South Carolina Gov. Nikki Haley addressed the GOP Convention tonight in Tampa, Fla.

I am the proud daughter of Indian immigrants who reminded my brothers, my sister and me every single day how blessed we were to live in this country.

They loved the fact that only in America, we could be as successful as we wanted to be and nothing would stand in our way. My parents started a business out of the living room of our home and, 30-plus years later, it was a multimillion dollar company.

But there wasn't a single day that was easy and there wasn't a single day my Mom and Dad didn't put everything they had into making that business a success.

So, President Obama, with all due respect, don't tell me that my parents didn't build their business.

Almost forty-five years after my parents first became Americans, I stand before you and them tonight as the proud governor of the state of South Carolina.

We build things in the Palmetto State.

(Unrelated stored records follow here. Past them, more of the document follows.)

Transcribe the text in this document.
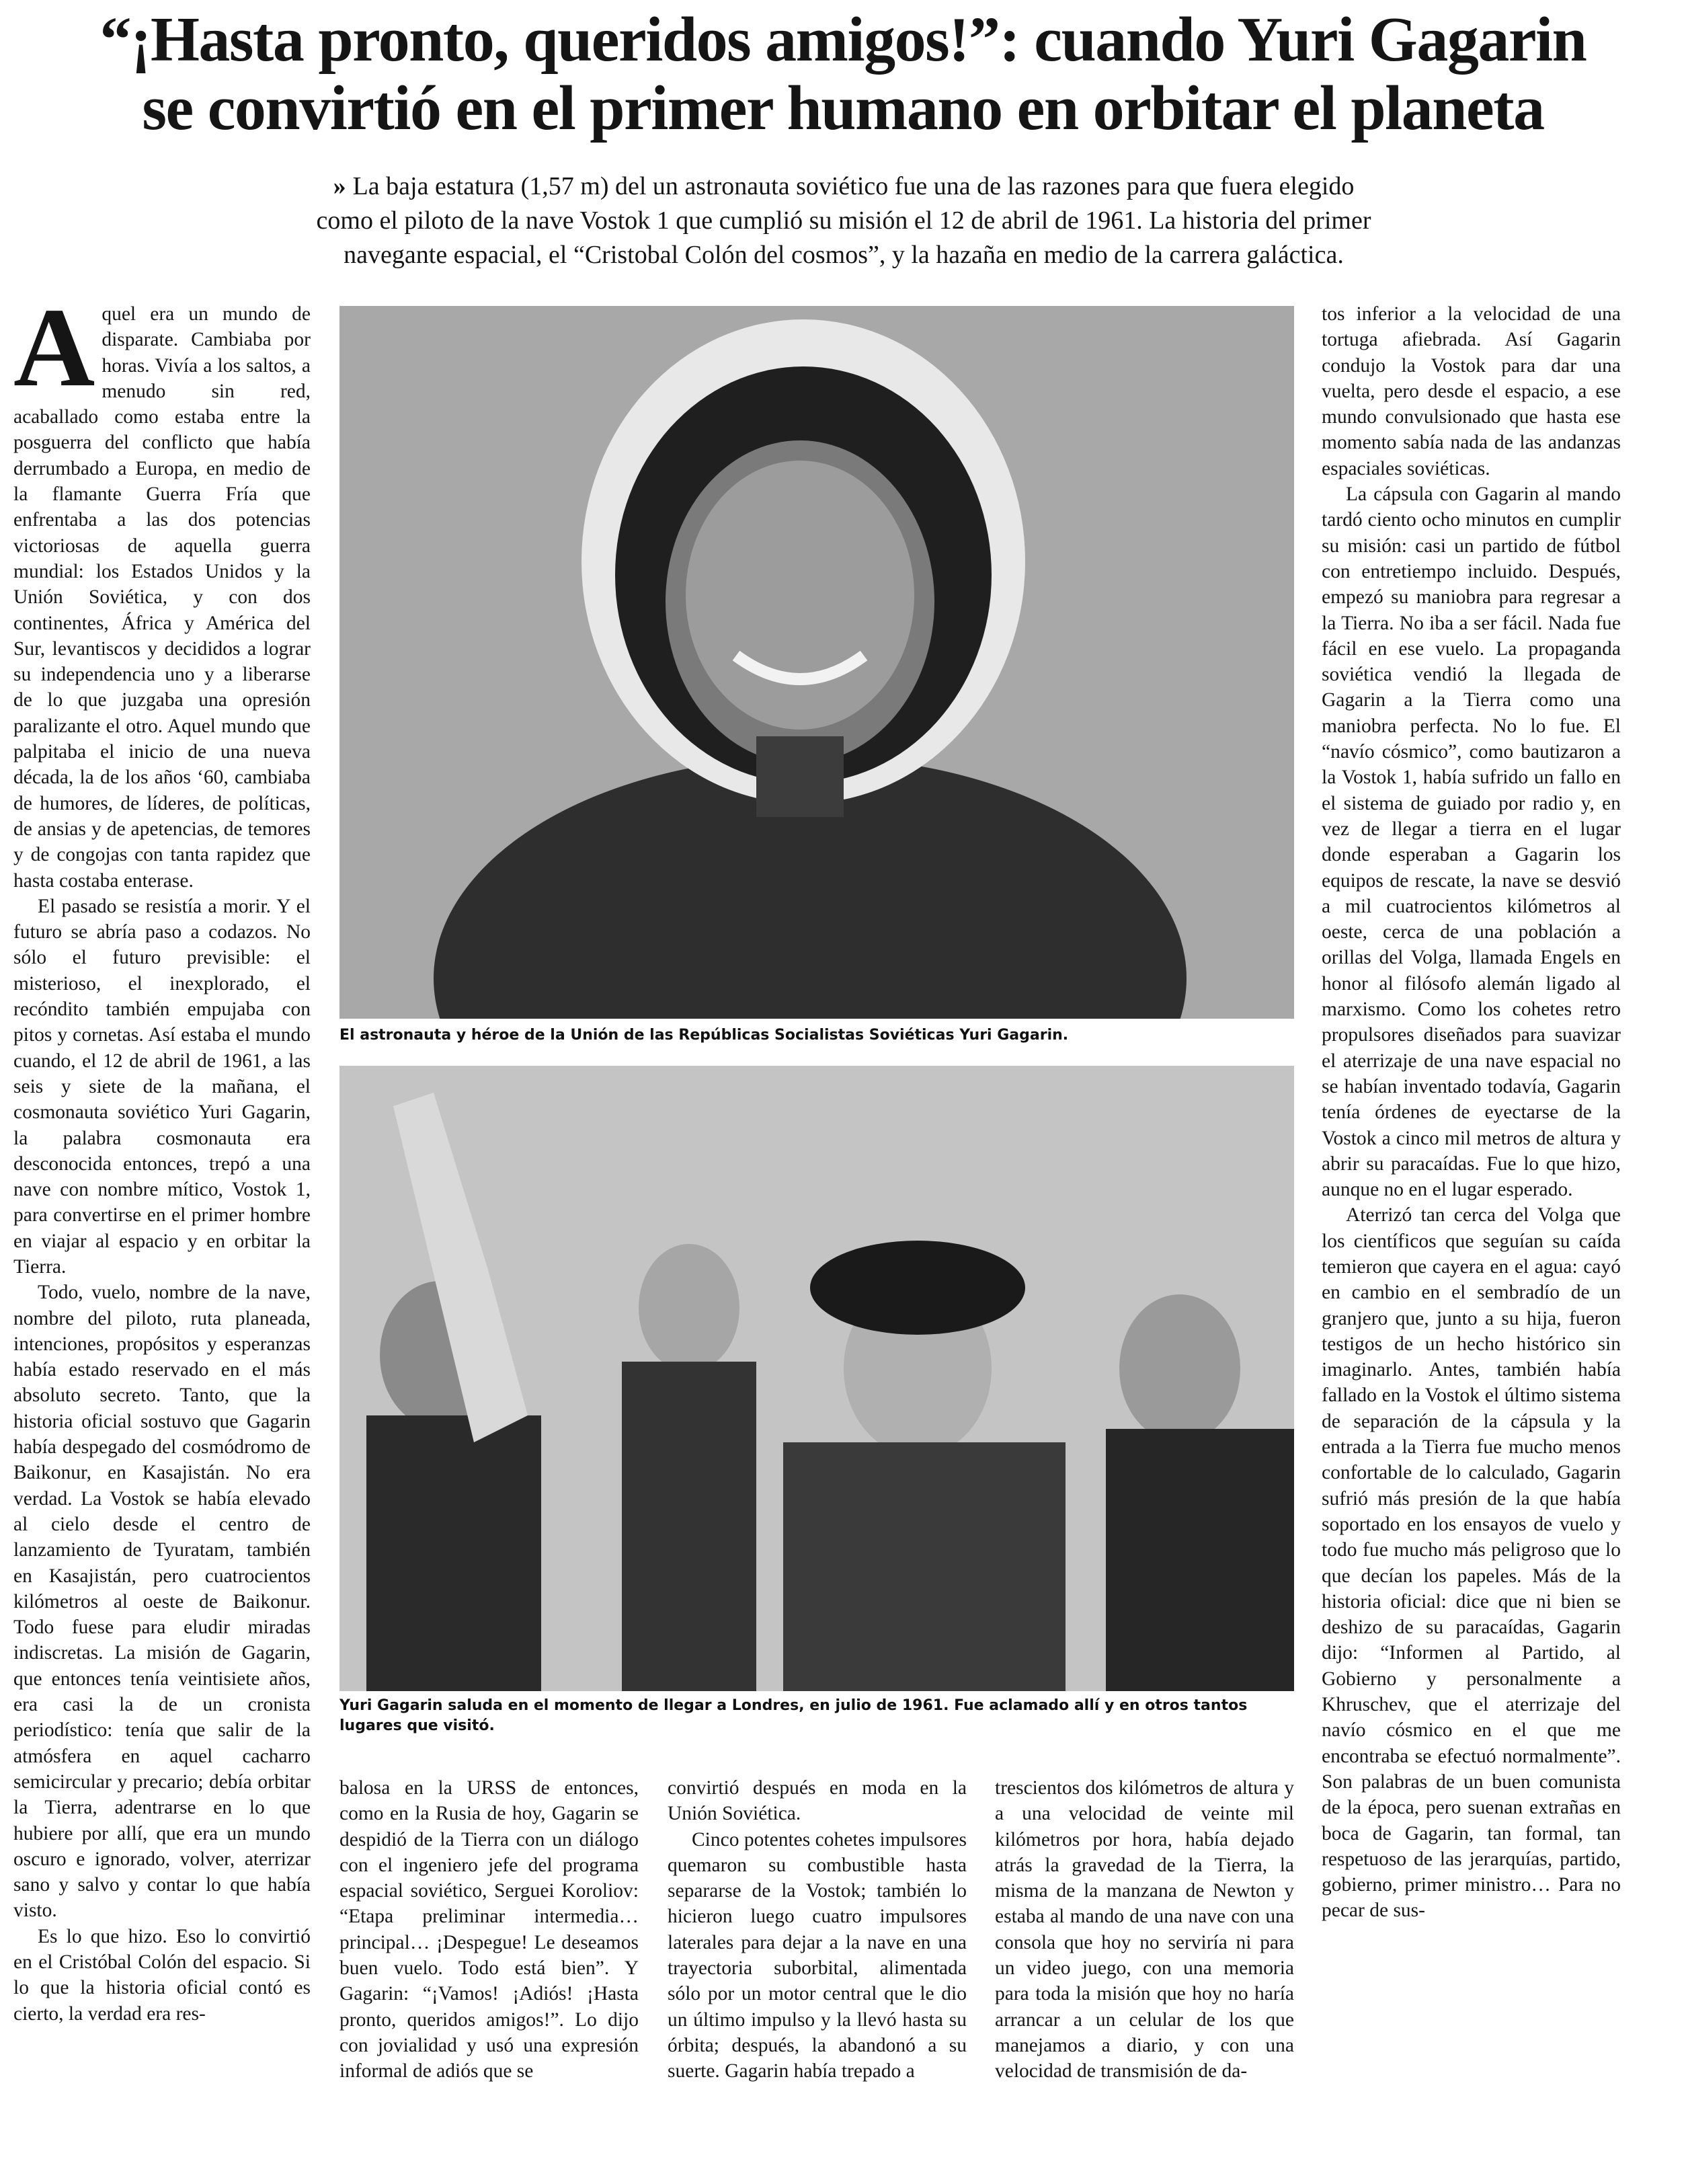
“¡Hasta pronto, queridos amigos!”: cuando Yuri Gagarin
se convirtió en el primer humano en orbitar el planeta
» La baja estatura (1,57 m) del un astronauta soviético fue una de las razones para que fuera elegido
como el piloto de la nave Vostok 1 que cumplió su misión el 12 de abril de 1961. La historia del primer
navegante espacial, el “Cristobal Colón del cosmos”, y la hazaña en medio de la carrera galáctica.

Aquel era un mundo de disparate. Cambiaba por horas. Vivía a los saltos, a menudo sin red, acaballado como estaba entre la posguerra del conflicto que había derrumbado a Europa, en medio de la flamante Guerra Fría que enfrentaba a las dos potencias victoriosas de aquella guerra mundial: los Estados Unidos y la Unión Soviética, y con dos continentes, África y América del Sur, levantiscos y decididos a lograr su independencia uno y a liberarse de lo que juzgaba una opresión paralizante el otro. Aquel mundo que palpitaba el inicio de una nueva década, la de los años ‘60, cambiaba de humores, de líderes, de políticas, de ansias y de apetencias, de temores y de congojas con tanta rapidez que hasta costaba enterase.

El pasado se resistía a morir. Y el futuro se abría paso a codazos. No sólo el futuro previsible: el misterioso, el inexplorado, el recóndito también empujaba con pitos y cornetas. Así estaba el mundo cuando, el 12 de abril de 1961, a las seis y siete de la mañana, el cosmonauta soviético Yuri Gagarin, la palabra cosmonauta era desconocida entonces, trepó a una nave con nombre mítico, Vostok 1, para convertirse en el primer hombre en viajar al espacio y en orbitar la Tierra.

Todo, vuelo, nombre de la nave, nombre del piloto, ruta planeada, intenciones, propósitos y esperanzas había estado reservado en el más absoluto secreto. Tanto, que la historia oficial sostuvo que Gagarin había despegado del cosmódromo de Baikonur, en Kasajistán. No era verdad. La Vostok se había elevado al cielo desde el centro de lanzamiento de Tyuratam, también en Kasajistán, pero cuatrocientos kilómetros al oeste de Baikonur. Todo fuese para eludir miradas indiscretas. La misión de Gagarin, que entonces tenía veintisiete años, era casi la de un cronista periodístico: tenía que salir de la atmósfera en aquel cacharro semicircular y precario; debía orbitar la Tierra, adentrarse en lo que hubiere por allí, que era un mundo oscuro e ignorado, volver, aterrizar sano y salvo y contar lo que había visto.

Es lo que hizo. Eso lo convirtió en el Cristóbal Colón del espacio. Si lo que la historia oficial contó es cierto, la verdad era res-

El astronauta y héroe de la Unión de las Repúblicas Socialistas Soviéticas Yuri Gagarin.
Yuri Gagarin saluda en el momento de llegar a Londres, en julio de 1961. Fue aclamado allí y en otros tantos lugares que visitó.

balosa en la URSS de entonces, como en la Rusia de hoy, Gagarin se despidió de la Tierra con un diálogo con el ingeniero jefe del programa espacial soviético, Serguei Koroliov: “Etapa preliminar intermedia… principal… ¡Despegue! Le deseamos buen vuelo. Todo está bien”. Y Gagarin: “¡Vamos! ¡Adiós! ¡Hasta pronto, queridos amigos!”. Lo dijo con jovialidad y usó una expresión informal de adiós que se

convirtió después en moda en la Unión Soviética.

Cinco potentes cohetes impulsores quemaron su combustible hasta separarse de la Vostok; también lo hicieron luego cuatro impulsores laterales para dejar a la nave en una trayectoria suborbital, alimentada sólo por un motor central que le dio un último impulso y la llevó hasta su órbita; después, la abandonó a su suerte. Gagarin había trepado a

trescientos dos kilómetros de altura y a una velocidad de veinte mil kilómetros por hora, había dejado atrás la gravedad de la Tierra, la misma de la manzana de Newton y estaba al mando de una nave con una consola que hoy no serviría ni para un video juego, con una memoria para toda la misión que hoy no haría arrancar a un celular de los que manejamos a diario, y con una velocidad de transmisión de da-

tos inferior a la velocidad de una tortuga afiebrada. Así Gagarin condujo la Vostok para dar una vuelta, pero desde el espacio, a ese mundo convulsionado que hasta ese momento sabía nada de las andanzas espaciales soviéticas.

La cápsula con Gagarin al mando tardó ciento ocho minutos en cumplir su misión: casi un partido de fútbol con entretiempo incluido. Después, empezó su maniobra para regresar a la Tierra. No iba a ser fácil. Nada fue fácil en ese vuelo. La propaganda soviética vendió la llegada de Gagarin a la Tierra como una maniobra perfecta. No lo fue. El “navío cósmico”, como bautizaron a la Vostok 1, había sufrido un fallo en el sistema de guiado por radio y, en vez de llegar a tierra en el lugar donde esperaban a Gagarin los equipos de rescate, la nave se desvió a mil cuatrocientos kilómetros al oeste, cerca de una población a orillas del Volga, llamada Engels en honor al filósofo alemán ligado al marxismo. Como los cohetes retro propulsores diseñados para suavizar el aterrizaje de una nave espacial no se habían inventado todavía, Gagarin tenía órdenes de eyectarse de la Vostok a cinco mil metros de altura y abrir su paracaídas. Fue lo que hizo, aunque no en el lugar esperado.

Aterrizó tan cerca del Volga que los científicos que seguían su caída temieron que cayera en el agua: cayó en cambio en el sembradío de un granjero que, junto a su hija, fueron testigos de un hecho histórico sin imaginarlo. Antes, también había fallado en la Vostok el último sistema de separación de la cápsula y la entrada a la Tierra fue mucho menos confortable de lo calculado, Gagarin sufrió más presión de la que había soportado en los ensayos de vuelo y todo fue mucho más peligroso que lo que decían los papeles. Más de la historia oficial: dice que ni bien se deshizo de su paracaídas, Gagarin dijo: “Informen al Partido, al Gobierno y personalmente a Khruschev, que el aterrizaje del navío cósmico en el que me encontraba se efectuó normalmente”. Son palabras de un buen comunista de la época, pero suenan extrañas en boca de Gagarin, tan formal, tan respetuoso de las jerarquías, partido, gobierno, primer ministro… Para no pecar de sus-
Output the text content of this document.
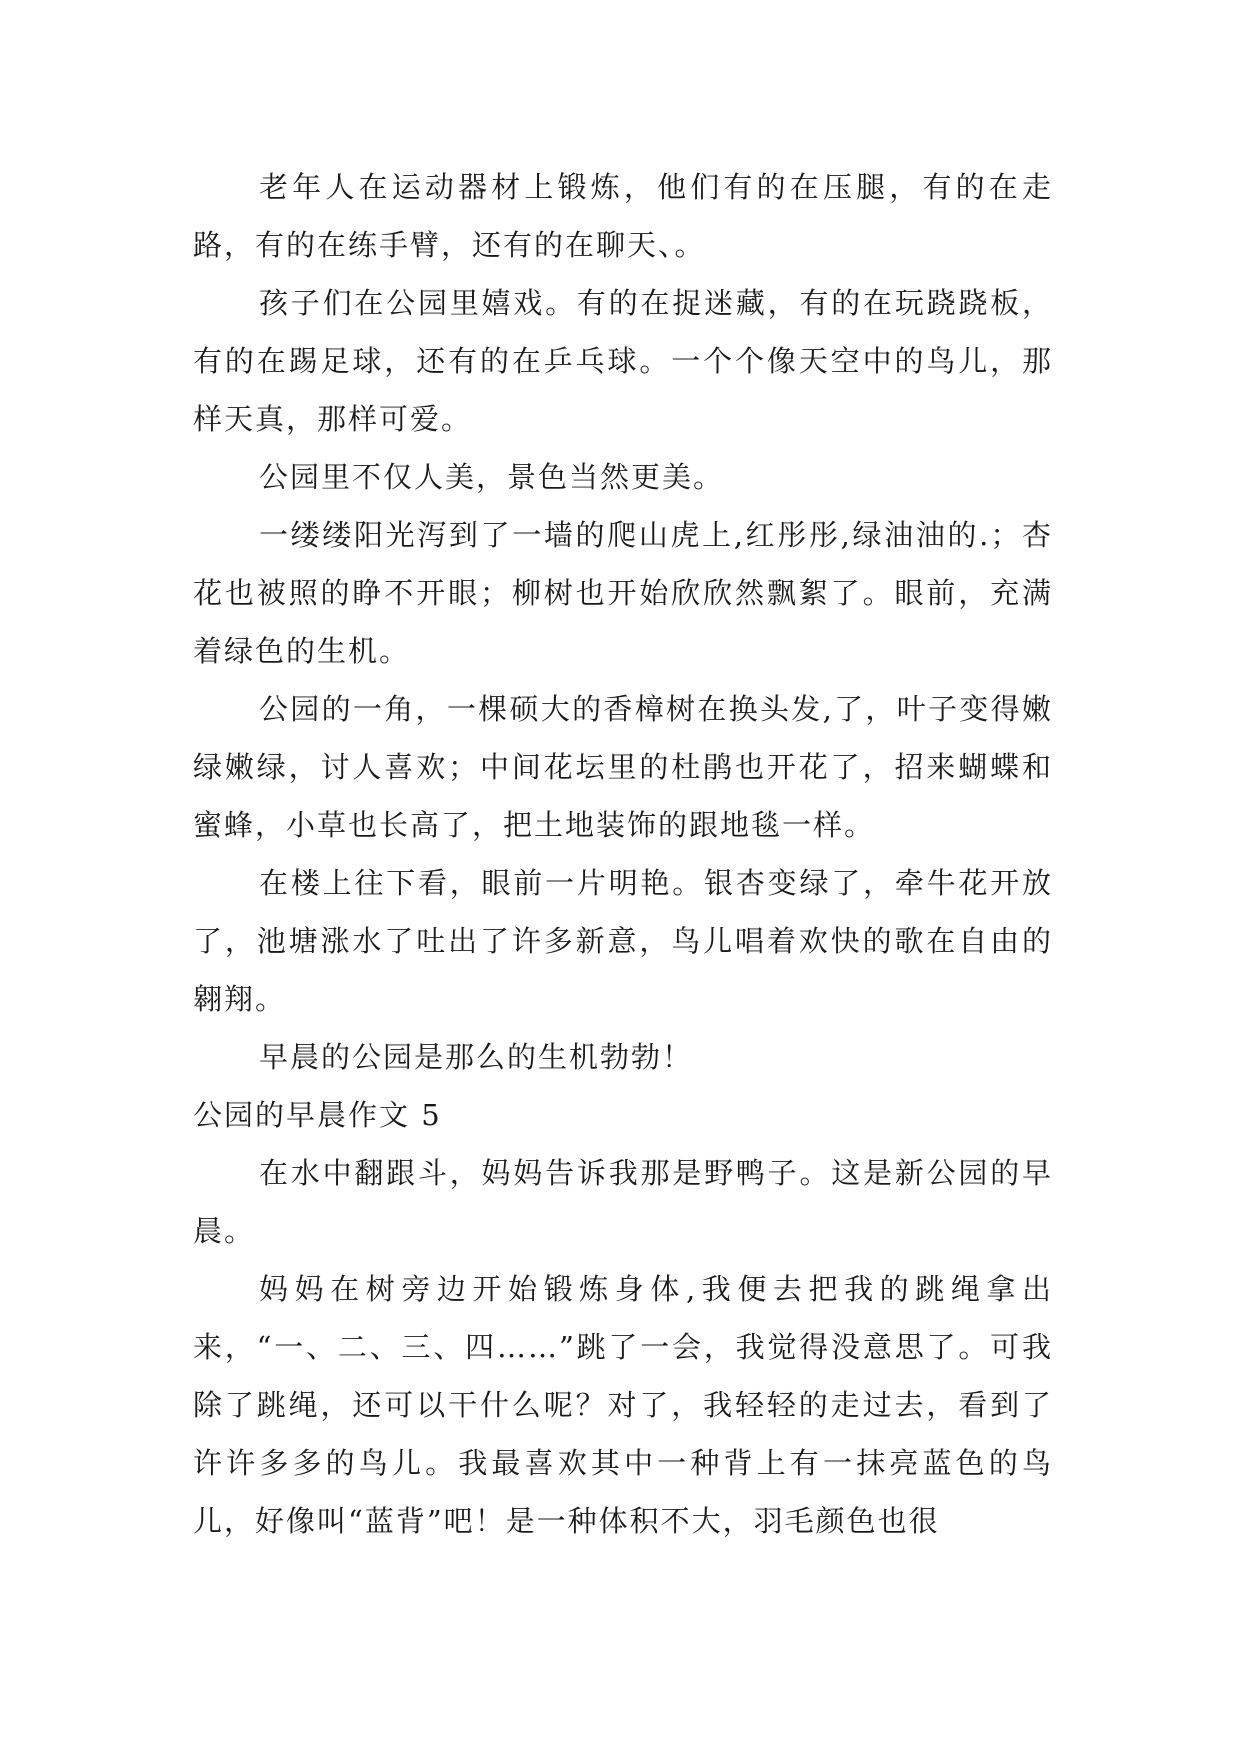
老年人在运动器材上锻炼，他们有的在压腿，有的在走路，有的在练手臂，还有的在聊天、。

孩子们在公园里嬉戏。有的在捉迷藏，有的在玩跷跷板，有的在踢足球，还有的在乒乓球。一个个像天空中的鸟儿，那样天真，那样可爱。

公园里不仅人美，景色当然更美。

一缕缕阳光泻到了一墙的爬山虎上,红彤彤,绿油油的.；杏花也被照的睁不开眼；柳树也开始欣欣然飘絮了。眼前，充满着绿色的生机。

公园的一角，一棵硕大的香樟树在换头发,了，叶子变得嫩绿嫩绿，讨人喜欢；中间花坛里的杜鹃也开花了，招来蝴蝶和蜜蜂，小草也长高了，把土地装饰的跟地毯一样。

在楼上往下看，眼前一片明艳。银杏变绿了，牵牛花开放了，池塘涨水了吐出了许多新意，鸟儿唱着欢快的歌在自由的翱翔。

早晨的公园是那么的生机勃勃！

公园的早晨作文 5

在水中翻跟斗，妈妈告诉我那是野鸭子。这是新公园的早晨。

妈妈在树旁边开始锻炼身体,我便去把我的跳绳拿出来，“一、二、三、四……”跳了一会，我觉得没意思了。可我除了跳绳，还可以干什么呢？对了，我轻轻的走过去，看到了许许多多的鸟儿。我最喜欢其中一种背上有一抹亮蓝色的鸟儿，好像叫“蓝背”吧！是一种体积不大，羽毛颜色也很
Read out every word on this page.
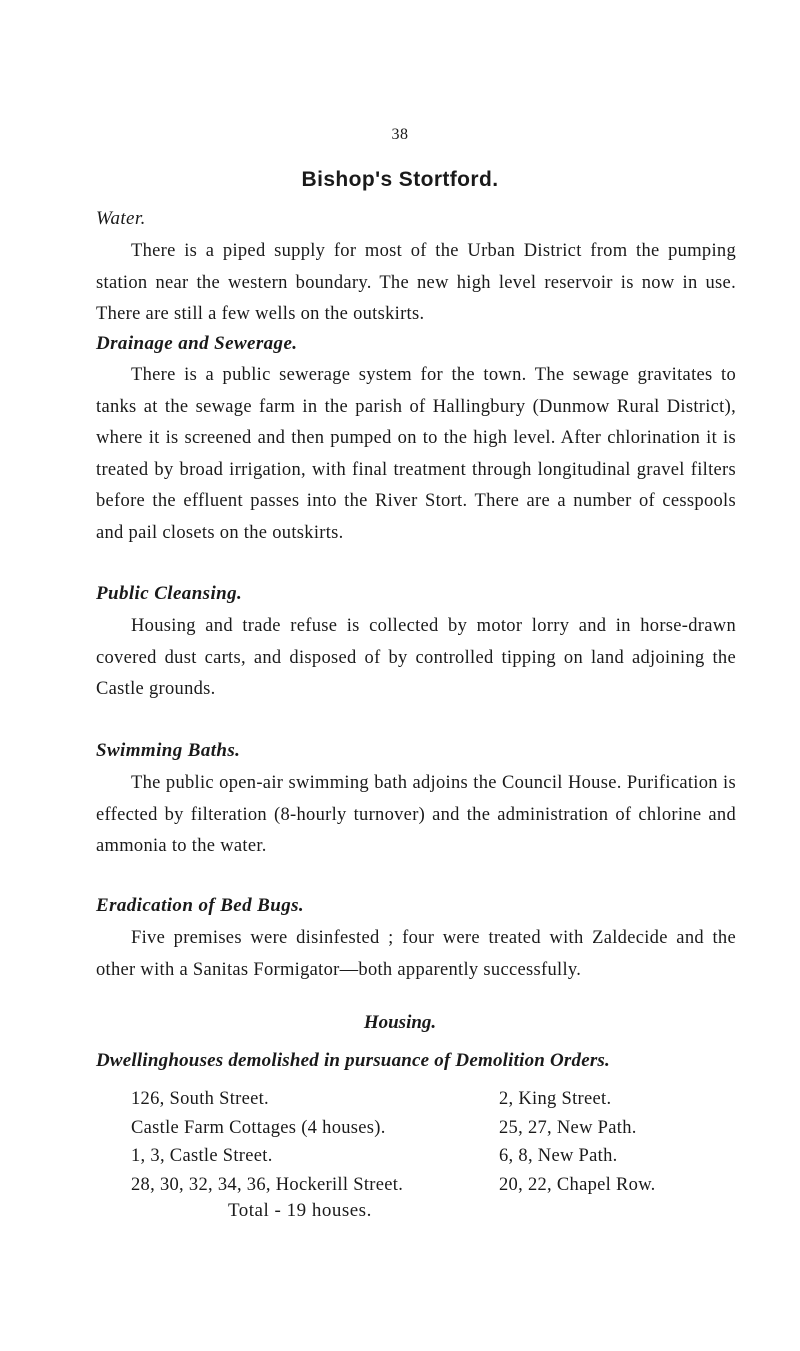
38
Bishop's Stortford.
Water.

There is a piped supply for most of the Urban District from the pumping station near the western boundary. The new high level reservoir is now in use. There are still a few wells on the outskirts.

Drainage and Sewerage.

There is a public sewerage system for the town. The sewage gravitates to tanks at the sewage farm in the parish of Hallingbury (Dunmow Rural District), where it is screened and then pumped on to the high level. After chlorination it is treated by broad irrigation, with final treatment through longitudinal gravel filters before the effluent passes into the River Stort. There are a number of cesspools and pail closets on the outskirts.

Public Cleansing.

Housing and trade refuse is collected by motor lorry and in horse-drawn covered dust carts, and disposed of by controlled tipping on land adjoining the Castle grounds.

Swimming Baths.

The public open-air swimming bath adjoins the Council House. Purification is effected by filteration (8-hourly turnover) and the administration of chlorine and ammonia to the water.

Eradication of Bed Bugs.

Five premises were disinfested ; four were treated with Zaldecide and the other with a Sanitas Formigator—both apparently successfully.

Housing.
Dwellinghouses demolished in pursuance of Demolition Orders.
126, South Street.
Castle Farm Cottages (4 houses).
1, 3, Castle Street.
28, 30, 32, 34, 36, Hockerill Street.
2, King Street.
25, 27, New Path.
6, 8, New Path.
20, 22, Chapel Row.
Total - 19 houses.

We build planes. We build cars.

We have three of the four largest tire producers in the world and are about to become the number one tire-producing state in the country.

And not too long ago, The Wall Street Journal said, "Anyone still thinking the U.S. has lost its manufacturing chops hasn't been to South Carolina." We have so much potential and so much to be proud of.

But like so many states, we have our challenges, whether they be unemployment or education or poverty. And like so many of my fellow governors, I work day in and day out to try and improve the lives of the people of my state.

And, sadly, the hardest part of my job continues to be this federal government, this administration, this president.

As I said, my parents loved that when they came to America, if you worked hard, the only things that could stop you were the limits you placed on yourself. Unfortunately, these past few years, you can work hard, try to be as successful as possible, follow the rules, and President Barack Obama will do everything he can to stand in your way.

South Carolina recently passed one of the most innovative illegal immigration laws in the country. What did this president – who has failed to secure our borders and address this issue in any meaningful way – do? He sued us.

If this President refuses to secure our borders, refuses to protect our citizens from the dangers of illegal immigration, then states have an obligation to take it on ourselves.

We said in South Carolina that if you have to show a picture ID to buy Sudafed and you have to show a picture ID to set foot on an airplane, then you should have to show a picture ID to protect one of the most valuable, most central, most sacred rights we are blessed with in America – the right to vote.

And what happened? President Obama stopped us.

And now we come to the most unbelievable of them all. In 2009, South Carolina was blessed to welcome a great American company that chose to stay in our country to continue to do business. That company was Boeing.

Boeing started a new line for their 787 Dreamliner, creating 1,000 new jobs in South Carolina, giving our state a shot in the arm when we truly needed it. At the same time, they expanded their job numbers in Washington state by 2,000. Not a single person was hurt by their decision. Not one.

And what did President Obama and his National Labor Relations Board do? They sued this iconic American company. It was shameful. And not worthy of the promise of America.

But we did one of the things we do best in South Carolina – we got loud. We're fighters in South Carolina, and as we fought we watched an amazing thing happen: you fought with us.

And guess what, we won.

A few months ago, I sat on the tarmac at the Boeing facility in North Charleston and watched as a brand new, mac daddy plane rolled onto the runway sporting a "Made With Pride In South Carolina" decal and surrounded by 6,000 nonunion employees, cheering, smiling and so proud of what they had built.

We deserve a president who won't sacrifice American jobs and American workers to pacify the bullying union bosses he counts as political allies.

American businesses deserve a federal government that doesn't stand in their way, not one that tries to chase them overseas.

Slighting American ingenuity and innovation, that's what this president has meant to South Carolina. That's what this president has meant to this governor.

And that's why this governor will not stop fighting until we send him home, back to Chicago, and send Mitt and Ann Romney to 1600 Pennsylvania Avenue.